The American Heart Association and the American College of Cardiology have released the first clinical practice guideline specifically for acute pulmonary embolism (PE), introducing a new Acute Pulmonary Embolism Clinical Category system to define severity and guide treatment strategies. Published simultaneously in Circulation and JACC, the guideline emphasizes prompt diagnosis and treatment to reduce mortality and complications from this life-threatening condition, which affects approximately 470,000 people annually in the U.S., with about 1 in 5 high-risk patients dying.
The new classification system categorizes patients into five groups (A through E) based on symptom severity and risk of adverse outcomes. Categories A and B include patients with no or mild symptoms and low risk, who may be safely discharged from the emergency department. Categories C through E encompass higher-risk patients requiring hospitalization or critical care. This system aims to help clinicians tailor treatment based on individual patient needs and available resources.
Risk factors for acute PE include recent surgery or hospitalization, trauma, prolonged immobility, pregnancy, obesity, cancer, and blood clotting disorders. The guideline recommends assessing these factors when evaluating patients with symptoms such as shortness of breath, chest pain, rapid heartbeat, fainting, or dizziness. For patients with low or intermediate probability of PE, a D-dimer blood test is advised; if elevated or if clinical probability is high, imaging with computed tomography pulmonary angiography (CTPA) is the standard diagnostic test.

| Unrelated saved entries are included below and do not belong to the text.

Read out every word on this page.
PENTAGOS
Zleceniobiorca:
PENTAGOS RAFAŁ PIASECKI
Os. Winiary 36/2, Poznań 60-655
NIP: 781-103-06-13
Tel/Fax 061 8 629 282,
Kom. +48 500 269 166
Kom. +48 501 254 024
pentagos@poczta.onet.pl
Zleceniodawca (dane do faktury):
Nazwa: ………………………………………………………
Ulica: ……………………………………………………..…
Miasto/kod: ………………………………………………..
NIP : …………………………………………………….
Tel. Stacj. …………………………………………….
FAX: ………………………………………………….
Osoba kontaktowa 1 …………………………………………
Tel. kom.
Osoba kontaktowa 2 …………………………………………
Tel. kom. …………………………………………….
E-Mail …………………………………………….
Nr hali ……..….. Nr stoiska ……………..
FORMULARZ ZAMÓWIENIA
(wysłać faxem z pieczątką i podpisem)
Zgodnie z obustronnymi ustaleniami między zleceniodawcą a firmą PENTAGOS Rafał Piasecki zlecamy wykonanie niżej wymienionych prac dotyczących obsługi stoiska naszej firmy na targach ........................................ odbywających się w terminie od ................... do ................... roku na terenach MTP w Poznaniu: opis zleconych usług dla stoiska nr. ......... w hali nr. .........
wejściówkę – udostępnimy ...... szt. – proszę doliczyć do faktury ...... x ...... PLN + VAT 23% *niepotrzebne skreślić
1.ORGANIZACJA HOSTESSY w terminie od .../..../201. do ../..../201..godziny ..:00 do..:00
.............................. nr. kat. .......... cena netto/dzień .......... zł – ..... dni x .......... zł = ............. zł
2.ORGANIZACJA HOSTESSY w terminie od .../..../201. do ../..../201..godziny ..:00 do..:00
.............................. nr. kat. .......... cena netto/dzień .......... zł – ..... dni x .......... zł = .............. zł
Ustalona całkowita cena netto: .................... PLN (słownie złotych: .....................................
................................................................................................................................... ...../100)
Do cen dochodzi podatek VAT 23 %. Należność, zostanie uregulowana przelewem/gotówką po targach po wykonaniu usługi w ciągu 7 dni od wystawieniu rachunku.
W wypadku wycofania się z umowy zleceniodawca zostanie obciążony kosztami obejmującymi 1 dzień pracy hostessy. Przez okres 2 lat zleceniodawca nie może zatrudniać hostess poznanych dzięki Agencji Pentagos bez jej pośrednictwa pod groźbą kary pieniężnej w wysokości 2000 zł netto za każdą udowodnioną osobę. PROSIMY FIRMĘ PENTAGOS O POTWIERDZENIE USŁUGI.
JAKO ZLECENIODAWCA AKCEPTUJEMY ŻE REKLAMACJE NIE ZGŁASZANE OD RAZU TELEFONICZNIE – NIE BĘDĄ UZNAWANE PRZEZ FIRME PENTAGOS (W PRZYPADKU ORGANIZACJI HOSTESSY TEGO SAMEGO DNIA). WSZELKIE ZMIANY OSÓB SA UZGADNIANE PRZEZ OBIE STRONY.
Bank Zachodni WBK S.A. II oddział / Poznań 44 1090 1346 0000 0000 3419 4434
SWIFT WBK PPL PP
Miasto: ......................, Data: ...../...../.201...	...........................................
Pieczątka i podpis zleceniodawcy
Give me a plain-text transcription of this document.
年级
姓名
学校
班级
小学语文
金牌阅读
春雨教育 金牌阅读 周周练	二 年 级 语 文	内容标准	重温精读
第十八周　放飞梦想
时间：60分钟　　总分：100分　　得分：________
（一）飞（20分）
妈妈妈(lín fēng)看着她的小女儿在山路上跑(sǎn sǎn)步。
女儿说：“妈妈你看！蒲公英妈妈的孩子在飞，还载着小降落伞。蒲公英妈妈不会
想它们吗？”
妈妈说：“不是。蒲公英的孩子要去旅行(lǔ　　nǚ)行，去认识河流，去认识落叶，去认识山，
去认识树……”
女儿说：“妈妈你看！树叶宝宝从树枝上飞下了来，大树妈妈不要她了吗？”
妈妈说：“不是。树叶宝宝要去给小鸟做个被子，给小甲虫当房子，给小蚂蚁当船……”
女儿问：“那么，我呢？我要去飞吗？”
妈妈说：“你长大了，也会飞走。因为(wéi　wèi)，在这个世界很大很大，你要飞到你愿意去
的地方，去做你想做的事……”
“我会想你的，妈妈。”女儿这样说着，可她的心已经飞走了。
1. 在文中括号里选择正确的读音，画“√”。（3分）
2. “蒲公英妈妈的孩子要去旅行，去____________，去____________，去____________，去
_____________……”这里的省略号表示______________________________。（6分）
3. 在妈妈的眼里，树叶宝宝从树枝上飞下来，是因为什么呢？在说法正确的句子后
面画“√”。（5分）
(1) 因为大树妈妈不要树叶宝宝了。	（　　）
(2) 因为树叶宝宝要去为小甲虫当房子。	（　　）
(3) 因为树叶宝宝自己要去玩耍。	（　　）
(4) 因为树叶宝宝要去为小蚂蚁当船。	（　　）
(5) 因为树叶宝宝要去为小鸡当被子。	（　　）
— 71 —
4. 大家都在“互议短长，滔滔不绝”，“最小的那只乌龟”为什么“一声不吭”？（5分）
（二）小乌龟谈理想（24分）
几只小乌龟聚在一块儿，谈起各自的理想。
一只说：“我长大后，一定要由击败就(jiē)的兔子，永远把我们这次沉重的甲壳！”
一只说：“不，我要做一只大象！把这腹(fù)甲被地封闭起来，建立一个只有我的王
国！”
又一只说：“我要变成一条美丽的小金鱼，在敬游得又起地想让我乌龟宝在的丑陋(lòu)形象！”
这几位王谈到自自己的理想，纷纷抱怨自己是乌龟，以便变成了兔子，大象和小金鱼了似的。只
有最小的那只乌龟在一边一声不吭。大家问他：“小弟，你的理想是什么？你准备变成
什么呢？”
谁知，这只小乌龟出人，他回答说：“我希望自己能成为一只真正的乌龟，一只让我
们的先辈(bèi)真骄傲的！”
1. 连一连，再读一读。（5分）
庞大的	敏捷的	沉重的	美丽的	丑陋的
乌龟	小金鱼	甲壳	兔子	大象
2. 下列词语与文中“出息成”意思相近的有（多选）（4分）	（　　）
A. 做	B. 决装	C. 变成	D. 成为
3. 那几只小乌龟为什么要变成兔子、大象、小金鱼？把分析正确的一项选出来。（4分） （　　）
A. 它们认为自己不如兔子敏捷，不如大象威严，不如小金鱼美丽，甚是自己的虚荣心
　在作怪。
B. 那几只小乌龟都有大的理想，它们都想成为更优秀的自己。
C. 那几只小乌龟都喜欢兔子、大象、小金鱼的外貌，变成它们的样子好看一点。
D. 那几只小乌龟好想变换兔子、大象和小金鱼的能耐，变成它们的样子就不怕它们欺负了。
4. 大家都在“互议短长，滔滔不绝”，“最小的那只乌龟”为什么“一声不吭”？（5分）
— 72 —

Treatment primarily involves anticoagulants, with direct oral anticoagulants (DOACs) such as rivaroxaban and apixaban preferred over warfarin due to better safety and ease of use, except during pregnancy when low-molecular-weight heparin is recommended. For higher-risk patients (Categories D-E), advanced treatments like clot-dissolving drugs or mechanical removal may be necessary. The guideline also details appropriate sedation, ventilation, and circulatory support for critically ill patients.
Follow-up care includes early communication within one week of discharge, a three-month visit to reassess anticoagulation duration, and long-term monitoring for chronic thromboembolic pulmonary disease. Screening for depression, anxiety, and PTSD is suggested, and patients are encouraged to engage in early walking and use compression socks during long travel. The guideline is endorsed by eight other healthcare organizations, including the American College of Emergency Physicians and the Society for Vascular Medicine.